In the 1930s, Democratic President Franklin Delano Roosevelt tried and failed to expand the Supreme Court after its members tried blocking his New Deal ideas. As USA Today reported, some scholars believe the effort, while ultimately futile, made the Supreme Court more amenable to Roosevelt’s policies.
The scale of Roosevelt’s presidency, which guided the United States out of World War II and the Great Depression, has been compared to that of the Biden administration, which assumed power during a once-in-century pandemic and historic economic recession.
As Ezra Klein recently wrote in The New York Times, one major factor contributing to Biden’s so-called “radicalism” is McConnell’s recent, norm-breaking will to install Coney Barrett on the Court. That move largely destroyed the notion among Democrats that McConnell “was in any way, in any context, a good-faith actor. They gave up on him completely,” Klein wrote.
What’s Biden’s perspective on expanding SCOTUS?
In 1983, then-Sen. Biden called the idea of expanding the court a “bonehead idea.” During the 2020 campaign and since his election, however, he has taken a different approach.

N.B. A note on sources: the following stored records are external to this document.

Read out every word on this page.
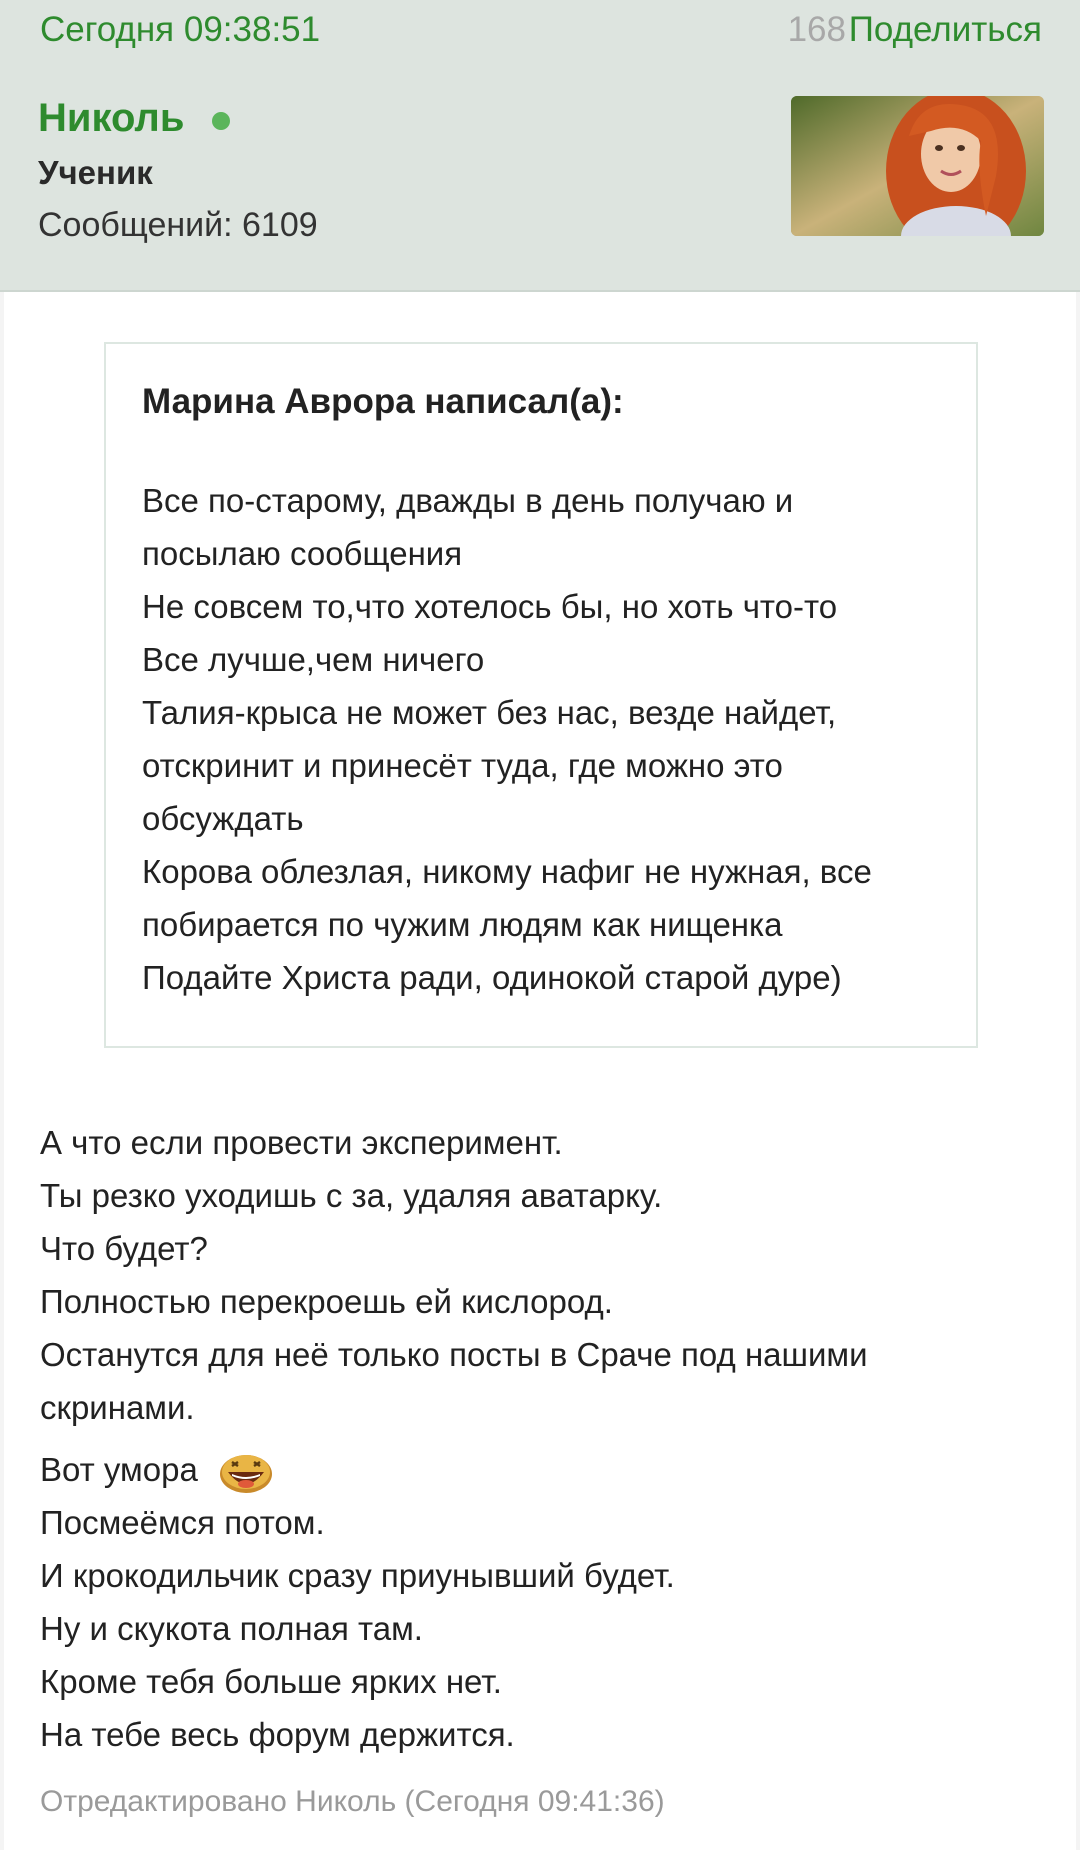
Сегодня 09:38:51	168 Поделиться
Николь
Ученик
Сообщений: 6109
Марина Аврора написал(а):
Все по-старому, дважды в день получаю и
посылаю сообщения
Не совсем то,что хотелось бы, но хоть что-то
Все лучше,чем ничего
Талия-крыса не может без нас, везде найдет,
отскринит и принесёт туда, где можно это
обсуждать
Корова облезлая, никому нафиг не нужная, все
побирается по чужим людям как нищенка
Подайте Христа ради, одинокой старой дуре)
А что если провести эксперимент.
Ты резко уходишь с за, удаляя аватарку.
Что будет?
Полностью перекроешь ей кислород.
Останутся для неё только посты в Сраче под нашими
скринами.
Вот умора
Посмеёмся потом.
И крокодильчик сразу приунывший будет.
Ну и скукота полная там.
Кроме тебя больше ярких нет.
На тебе весь форум держится.
Отредактировано Николь (Сегодня 09:41:36)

Though he has not outright endorsed the idea of expanding the Supreme Court, he has shown a willingness to change his mind telling CBS’ Norah O’Donnell in October that he will review recommendations on how to reform the court system because “it’s getting out of whack.” He has said he’s “not a fan” of court expansion.
At the moment, the most immediately viable way for Biden to install a justice onto the Court is if a sitting justice dies or retires.
Trump nominated three judges to the Supreme Court, all of whom were confirmed: Justices Gorsuch and Coney Barrett, as well as Justice Brett Kavanaugh, who was confirmed despite testimony by Christine Blasey Ford before Congress that he had sexually assaulted her when they were in high school. Other women also spoke with media outlets to accuse Kavanaugh of sexual misconduct.
Kavanaugh’s confirmation drew comparisons to Anita Hill’s accusation of sexual harassment against Justice Clarence Thomas, who is still on the bench. Biden had a key role in Thomas’ hearings as chairman of the Senate Judiciary Committee at the time, and his and Congress’ treatment of Hill accelerated a national conversation about sexual harassment in the workplace that lasts to this day. Biden has been criticized for how he handled Hill’s allegations, and he called her in 2019 before launching his presidential campaign to “express regret.”
Ian McKenna and Versha Sharma contributed to this report.